China's international tsunami warning center has opened, serving countries along the South China Sea border, oceanic officials announced Thursday.
The center, built and managed by China, monitors major earthquake subduction zones - where the Earth's plates converge - in the South China, Sulu and Sulawesi seas and provides uninterrupted warning services, said Wang Hua, a State Oceanic Administration (SOA) official.
The South China Sea region is prone to tsunamis and littoral countries have, until now, relied on services provided by American and Japanese warning centers.
Wang said the center was the result of practical maritime cooperation between countries around the South China Sea.

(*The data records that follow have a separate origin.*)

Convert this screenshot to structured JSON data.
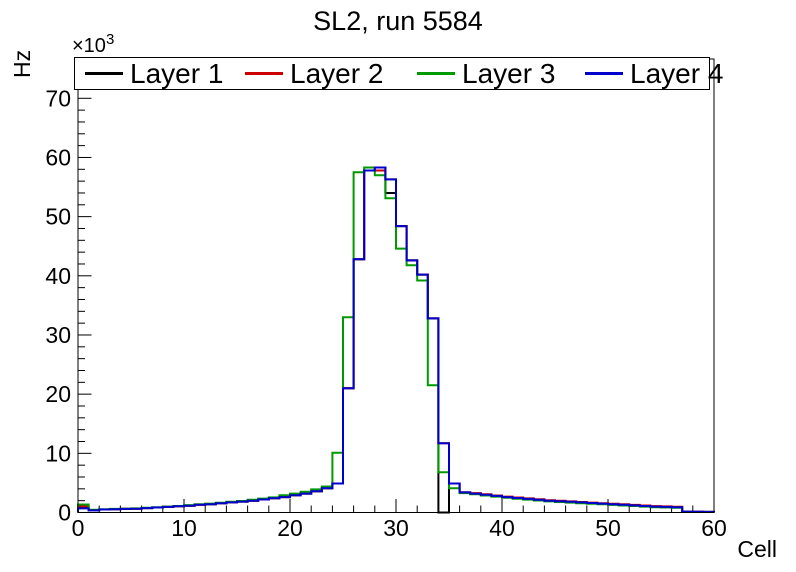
{
  "title": "SL2, run 5584",
  "axes": {
    "y_title": "Hz",
    "x_title": "Cell",
    "y_multiplier_base": "×10",
    "y_multiplier_exp": "3"
  },
  "legend": {
    "items": [
      {
        "label": "Layer 1",
        "color": "#000000"
      },
      {
        "label": "Layer 2",
        "color": "#cc0000"
      },
      {
        "label": "Layer 3",
        "color": "#009900"
      },
      {
        "label": "Layer 4",
        "color": "#0000cc"
      }
    ]
  },
  "chart_data": {
    "type": "step-histogram",
    "title": "SL2, run 5584",
    "xlabel": "Cell",
    "ylabel": "Hz",
    "xlim": [
      0,
      60
    ],
    "ylim": [
      0,
      76640
    ],
    "bin_width": 1,
    "grid": false,
    "legend_position": "top",
    "x_tick_values": [
      0,
      10,
      20,
      30,
      40,
      50,
      60
    ],
    "x_tick_labels": [
      "0",
      "10",
      "20",
      "30",
      "40",
      "50",
      "60"
    ],
    "x_minor_step": 2,
    "y_tick_values": [
      0,
      10000,
      20000,
      30000,
      40000,
      50000,
      60000,
      70000
    ],
    "y_tick_labels": [
      "0",
      "10",
      "20",
      "30",
      "40",
      "50",
      "60",
      "70"
    ],
    "y_minor_step": 2000,
    "series": [
      {
        "name": "Layer 1",
        "color": "#000000",
        "values": [
          1000,
          400,
          500,
          550,
          600,
          650,
          750,
          850,
          950,
          1050,
          1150,
          1300,
          1400,
          1550,
          1700,
          1850,
          2000,
          2200,
          2400,
          2600,
          2900,
          3200,
          3600,
          4100,
          4900,
          21000,
          42800,
          57800,
          58300,
          54000,
          48400,
          42600,
          40200,
          32800,
          0,
          4900,
          3400,
          3200,
          3000,
          2800,
          2600,
          2450,
          2300,
          2150,
          2000,
          1900,
          1800,
          1700,
          1600,
          1500,
          1400,
          1300,
          1200,
          1100,
          1000,
          950,
          900,
          150,
          120,
          100
        ]
      },
      {
        "name": "Layer 2",
        "color": "#cc0000",
        "values": [
          1050,
          400,
          500,
          550,
          600,
          650,
          750,
          850,
          950,
          1050,
          1150,
          1300,
          1400,
          1550,
          1700,
          1850,
          2000,
          2200,
          2400,
          2600,
          2900,
          3200,
          3600,
          4100,
          4900,
          21000,
          42800,
          57800,
          57800,
          56300,
          48400,
          42600,
          40200,
          32800,
          11700,
          4900,
          3400,
          3280,
          3080,
          2880,
          2680,
          2530,
          2380,
          2230,
          2080,
          1980,
          1880,
          1780,
          1680,
          1580,
          1480,
          1380,
          1280,
          1180,
          1080,
          1030,
          980,
          150,
          120,
          100
        ]
      },
      {
        "name": "Layer 3",
        "color": "#009900",
        "values": [
          1350,
          450,
          550,
          600,
          650,
          700,
          800,
          900,
          1000,
          1100,
          1250,
          1400,
          1500,
          1650,
          1800,
          1950,
          2150,
          2350,
          2550,
          2900,
          3200,
          3500,
          3900,
          4400,
          10100,
          33000,
          57500,
          58300,
          57000,
          53100,
          44600,
          41800,
          39200,
          21500,
          6800,
          4100,
          3280,
          3080,
          2880,
          2680,
          2480,
          2330,
          2180,
          2030,
          1880,
          1780,
          1680,
          1580,
          1480,
          1380,
          1280,
          1180,
          1100,
          1000,
          900,
          850,
          800,
          100,
          80,
          80
        ]
      },
      {
        "name": "Layer 4",
        "color": "#0000cc",
        "values": [
          700,
          350,
          500,
          550,
          600,
          650,
          750,
          850,
          950,
          1050,
          1150,
          1300,
          1400,
          1550,
          1700,
          1850,
          2000,
          2200,
          2400,
          2600,
          2900,
          3200,
          3600,
          4100,
          4900,
          21000,
          42800,
          57800,
          58300,
          56300,
          48400,
          42600,
          40200,
          32800,
          11700,
          4900,
          3400,
          3200,
          3000,
          2800,
          2600,
          2450,
          2300,
          2150,
          2000,
          1900,
          1800,
          1700,
          1600,
          1500,
          1400,
          1300,
          1200,
          1100,
          1000,
          950,
          900,
          150,
          120,
          100
        ]
      }
    ]
  }
}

Yuan Ye, director of the National Tsunami Warning Center, said China is now capable of warning the public of a tsunami eight to ten minutes after an earthquake.
In 1897, a tsunami caused by an earthquake in the northern Sulu Sea killed more than 100 people. An earthquake of 8.0-magnitude in the Sulawesi Sea in 1976 resulted in nearly 8,000 deaths in the Philippines.
More than 80 percent of tsunamis occur in the Pacific.
Numerical simulation shows that if an 8.5-magnitude earthquake hit the Manila Trench in the north, the tsunami it triggers would have a severe effect on the Philippines, Vietnam, Malaysia, Brunei and south China's coastal areas, said Yu Fujiang, director of the National Marine Environmental Forecasting Center.